4. Building the Vision Transformer (ViT) Model
Now we will build the ViT model to classify images from the CIFAR-10 dataset. The model definition can be easily implemented using the Hugging Face Transformers library.
from transformers import ViTForImageClassification, ViTFeatureExtractor
# Initialize ViT model and feature extractor
feature_extractor = ViTFeatureExtractor.from_pretrained('google/vit-base-patch16-224')
model = ViTForImageClassification.from_pretrained('google/vit-base-patch16-224', num_labels=10)
The above code initializes the Vision Transformer model, where the `num_labels` parameter is used to set the number of classes. Here, we set it to 10, as we have 10 classes.
5. Model Training
To train the model, we need to define the loss function and optimization algorithm. In this case, we will use the CrossEntropyLoss loss function and the Adam optimizer.
import torch.optim as optim
# Define loss function and optimization algorithm
criterion = torch.nn.CrossEntropyLoss()
optimizer = optim.Adam(model.parameters(), lr=0.001)

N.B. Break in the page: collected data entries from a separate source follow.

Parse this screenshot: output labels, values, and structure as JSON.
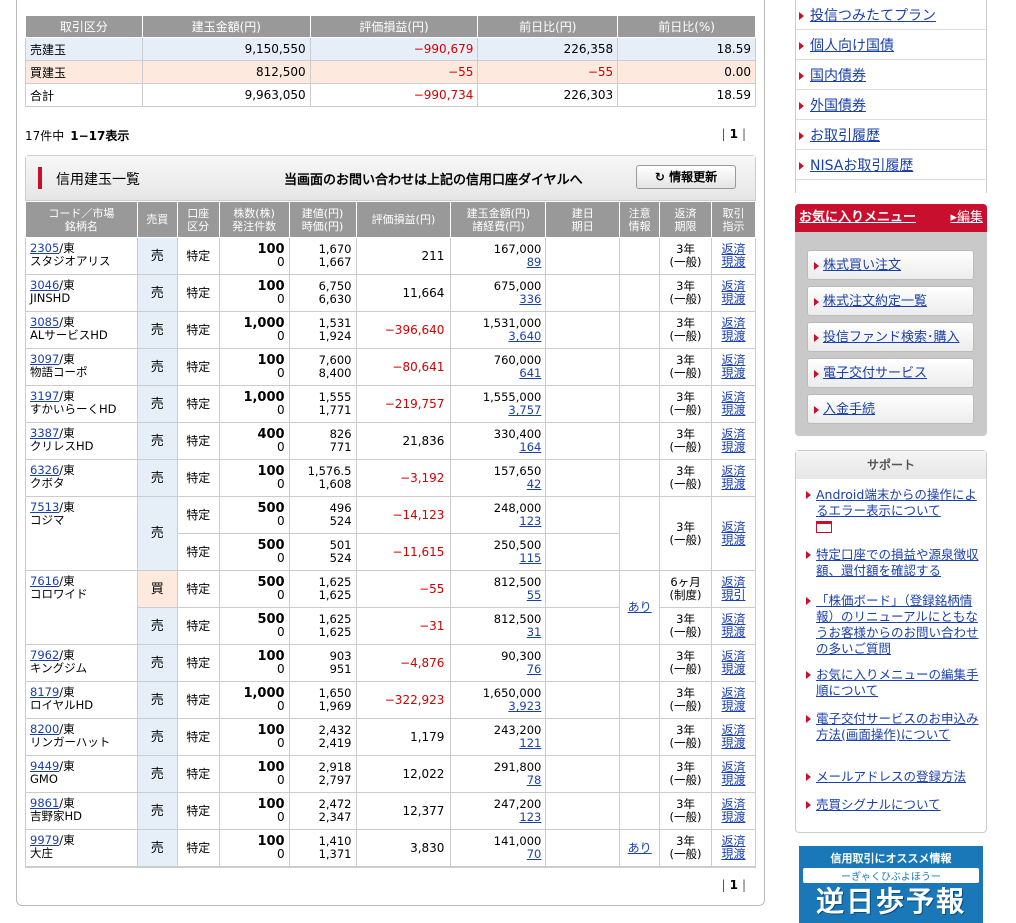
{
  "summary": {
    "headers": [
      "取引区分",
      "建玉金額(円)",
      "評価損益(円)",
      "前日比(円)",
      "前日比(%)"
    ],
    "rows": [
      [
        "売建玉",
        "9,150,550",
        "−990,679",
        "226,358",
        "18.59"
      ],
      [
        "買建玉",
        "812,500",
        "−55",
        "−55",
        "0.00"
      ],
      [
        "合計",
        "9,963,050",
        "−990,734",
        "226,303",
        "18.59"
      ]
    ]
  },
  "count": {
    "total": "17件中",
    "range": "1−17表示"
  },
  "pager": {
    "prefix": "|",
    "current": "1",
    "suffix": "|"
  },
  "panel": {
    "title": "信用建玉一覧",
    "message": "当画面のお問い合わせは上記の信用口座ダイヤルへ",
    "refresh": "情報更新",
    "refresh_icon": "refresh-icon"
  },
  "columns": [
    "コード／市場\n銘柄名",
    "売買",
    "口座\n区分",
    "株数(株)\n発注件数",
    "建値(円)\n時価(円)",
    "評価損益(円)",
    "建玉金額(円)\n諸経費(円)",
    "建日\n期日",
    "注意\n情報",
    "返済\n期限",
    "取引\n指示"
  ],
  "positions": [
    {
      "code": "2305",
      "market": "/東",
      "name": "スタジオアリス",
      "lots": [
        {
          "side": "売",
          "acct": "特定",
          "qty": "100",
          "orders": "0",
          "price": "1,670",
          "now": "1,667",
          "pnl": "211",
          "amount": "167,000",
          "cost": "89",
          "term": "3年\n(一般)",
          "act": "返済\n現渡"
        }
      ]
    },
    {
      "code": "3046",
      "market": "/東",
      "name": "JINSHD",
      "lots": [
        {
          "side": "売",
          "acct": "特定",
          "qty": "100",
          "orders": "0",
          "price": "6,750",
          "now": "6,630",
          "pnl": "11,664",
          "amount": "675,000",
          "cost": "336",
          "term": "3年\n(一般)",
          "act": "返済\n現渡"
        }
      ]
    },
    {
      "code": "3085",
      "market": "/東",
      "name": "ALサービスHD",
      "lots": [
        {
          "side": "売",
          "acct": "特定",
          "qty": "1,000",
          "orders": "0",
          "price": "1,531",
          "now": "1,924",
          "pnl": "−396,640",
          "neg": true,
          "amount": "1,531,000",
          "cost": "3,640",
          "term": "3年\n(一般)",
          "act": "返済\n現渡"
        }
      ]
    },
    {
      "code": "3097",
      "market": "/東",
      "name": "物語コーポ",
      "lots": [
        {
          "side": "売",
          "acct": "特定",
          "qty": "100",
          "orders": "0",
          "price": "7,600",
          "now": "8,400",
          "pnl": "−80,641",
          "neg": true,
          "amount": "760,000",
          "cost": "641",
          "term": "3年\n(一般)",
          "act": "返済\n現渡"
        }
      ]
    },
    {
      "code": "3197",
      "market": "/東",
      "name": "すかいらーくHD",
      "lots": [
        {
          "side": "売",
          "acct": "特定",
          "qty": "1,000",
          "orders": "0",
          "price": "1,555",
          "now": "1,771",
          "pnl": "−219,757",
          "neg": true,
          "amount": "1,555,000",
          "cost": "3,757",
          "term": "3年\n(一般)",
          "act": "返済\n現渡"
        }
      ]
    },
    {
      "code": "3387",
      "market": "/東",
      "name": "クリレスHD",
      "lots": [
        {
          "side": "売",
          "acct": "特定",
          "qty": "400",
          "orders": "0",
          "price": "826",
          "now": "771",
          "pnl": "21,836",
          "amount": "330,400",
          "cost": "164",
          "term": "3年\n(一般)",
          "act": "返済\n現渡"
        }
      ]
    },
    {
      "code": "6326",
      "market": "/東",
      "name": "クボタ",
      "lots": [
        {
          "side": "売",
          "acct": "特定",
          "qty": "100",
          "orders": "0",
          "price": "1,576.5",
          "now": "1,608",
          "pnl": "−3,192",
          "neg": true,
          "amount": "157,650",
          "cost": "42",
          "term": "3年\n(一般)",
          "act": "返済\n現渡"
        }
      ]
    },
    {
      "code": "7513",
      "market": "/東",
      "name": "コジマ",
      "lots": [
        {
          "side": "売",
          "acct": "特定",
          "qty": "500",
          "orders": "0",
          "price": "496",
          "now": "524",
          "pnl": "−14,123",
          "neg": true,
          "amount": "248,000",
          "cost": "123",
          "term": "3年\n(一般)",
          "act": "返済\n現渡"
        },
        {
          "side": "",
          "acct": "特定",
          "qty": "500",
          "orders": "0",
          "price": "501",
          "now": "524",
          "pnl": "−11,615",
          "neg": true,
          "amount": "250,500",
          "cost": "115",
          "term": "",
          "act": ""
        }
      ]
    },
    {
      "code": "7616",
      "market": "/東",
      "name": "コロワイド",
      "note": "あり",
      "lots": [
        {
          "side": "買",
          "acct": "特定",
          "qty": "500",
          "orders": "0",
          "price": "1,625",
          "now": "1,625",
          "pnl": "−55",
          "neg": true,
          "amount": "812,500",
          "cost": "55",
          "term": "6ヶ月\n(制度)",
          "act": "返済\n現引"
        },
        {
          "side": "売",
          "acct": "特定",
          "qty": "500",
          "orders": "0",
          "price": "1,625",
          "now": "1,625",
          "pnl": "−31",
          "neg": true,
          "amount": "812,500",
          "cost": "31",
          "term": "3年\n(一般)",
          "act": "返済\n現渡"
        }
      ]
    },
    {
      "code": "7962",
      "market": "/東",
      "name": "キングジム",
      "lots": [
        {
          "side": "売",
          "acct": "特定",
          "qty": "100",
          "orders": "0",
          "price": "903",
          "now": "951",
          "pnl": "−4,876",
          "neg": true,
          "amount": "90,300",
          "cost": "76",
          "term": "3年\n(一般)",
          "act": "返済\n現渡"
        }
      ]
    },
    {
      "code": "8179",
      "market": "/東",
      "name": "ロイヤルHD",
      "lots": [
        {
          "side": "売",
          "acct": "特定",
          "qty": "1,000",
          "orders": "0",
          "price": "1,650",
          "now": "1,969",
          "pnl": "−322,923",
          "neg": true,
          "amount": "1,650,000",
          "cost": "3,923",
          "term": "3年\n(一般)",
          "act": "返済\n現渡"
        }
      ]
    },
    {
      "code": "8200",
      "market": "/東",
      "name": "リンガーハット",
      "lots": [
        {
          "side": "売",
          "acct": "特定",
          "qty": "100",
          "orders": "0",
          "price": "2,432",
          "now": "2,419",
          "pnl": "1,179",
          "amount": "243,200",
          "cost": "121",
          "term": "3年\n(一般)",
          "act": "返済\n現渡"
        }
      ]
    },
    {
      "code": "9449",
      "market": "/東",
      "name": "GMO",
      "lots": [
        {
          "side": "売",
          "acct": "特定",
          "qty": "100",
          "orders": "0",
          "price": "2,918",
          "now": "2,797",
          "pnl": "12,022",
          "amount": "291,800",
          "cost": "78",
          "term": "3年\n(一般)",
          "act": "返済\n現渡"
        }
      ]
    },
    {
      "code": "9861",
      "market": "/東",
      "name": "吉野家HD",
      "lots": [
        {
          "side": "売",
          "acct": "特定",
          "qty": "100",
          "orders": "0",
          "price": "2,472",
          "now": "2,347",
          "pnl": "12,377",
          "amount": "247,200",
          "cost": "123",
          "term": "3年\n(一般)",
          "act": "返済\n現渡"
        }
      ]
    },
    {
      "code": "9979",
      "market": "/東",
      "name": "大庄",
      "note": "あり",
      "lots": [
        {
          "side": "売",
          "acct": "特定",
          "qty": "100",
          "orders": "0",
          "price": "1,410",
          "now": "1,371",
          "pnl": "3,830",
          "amount": "141,000",
          "cost": "70",
          "term": "3年\n(一般)",
          "act": "返済\n現渡"
        }
      ]
    }
  ],
  "sidebar": {
    "nav": [
      "投信つみたてプラン",
      "個人向け国債",
      "国内債券",
      "外国債券",
      "お取引履歴",
      "NISAお取引履歴"
    ],
    "favorites": {
      "title": "お気に入りメニュー",
      "edit": "編集",
      "items": [
        "株式買い注文",
        "株式注文約定一覧",
        "投信ファンド検索･購入",
        "電子交付サービス",
        "入金手続"
      ]
    },
    "support": {
      "title": "サポート",
      "items": [
        "Android端末からの操作によるエラー表示について",
        "特定口座での損益や源泉徴収額、還付額を確認する",
        "「株価ボード」（登録銘柄情報）のリニューアルにともなうお客様からのお問い合わせの多いご質問",
        "お気に入りメニューの編集手順について",
        "電子交付サービスのお申込み方法(画面操作)について",
        "メールアドレスの登録方法",
        "売買シグナルについて"
      ]
    },
    "banner": {
      "line1": "信用取引にオススメ情報",
      "line2": "ーぎゃくひぶよほうー",
      "line3": "逆日歩予報"
    }
  },
  "colors": {
    "accent": "#c8102e",
    "negative": "#d40000",
    "header": "#999999",
    "sell_bg": "#e6eef7",
    "buy_bg": "#fde9dd"
  }
}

# Set device for model training
device = torch.device("cuda" if torch.cuda.is_available() else "cpu")
model.to(device)
# Train the model
for epoch in range(10): # Train for 10 epochs
running_loss = 0.0
for i, data in enumerate(trainloader, 0):
inputs, labels = data
inputs, labels = inputs.to(device), labels.to(device)
# Zero the gradients
optimizer.zero_grad()
# Forward + backward + optimize
outputs = model(inputs).logits
loss = criterion(outputs, labels)
loss.backward()
optimizer.step()
running_loss += loss.item()
if i % 2000 == 1999: # Print every 2000 mini-batches
print(f"[{epoch + 1}, {i + 1}] loss: {running_loss / 2000:.3f}")
running_loss = 0.0
The above code represents the process of training the model according to the number of epochs and mini-batches. It calculates the loss for each batch and updates the weights through backpropagation.
6. Model Evaluation
To evaluate the trained model, we will use the test dataset. The method for evaluating the model’s accuracy is as follows.
correct = 0
total = 0
with torch.no_grad():
for data in testloader:
images, labels = data
images, labels = images.to(device), labels.to(device)
outputs = model(images).logits
_, predicted = torch.max(outputs.data, 1)
total += labels.size(0)
correct += (predicted == labels).sum().item()
print(f'Accuracy of the network on the 10000 test images: {100 * correct / total:.2f}%')
The above code calculates the model’s accuracy on the test dataset. It compares the predicted values against the actual labels for each image to compute the accuracy.
7. Conclusion
In this article, we explored how to process CIFAR-10 data using the Hugging Face Transformers library and how to build a Vision Transformer model to classify images. Utilizing the Hugging Face library allows for easily constructing complex models and optimizing performance with various datasets. We encourage you to continue exploring deep learning use cases with diverse models and datasets in the future.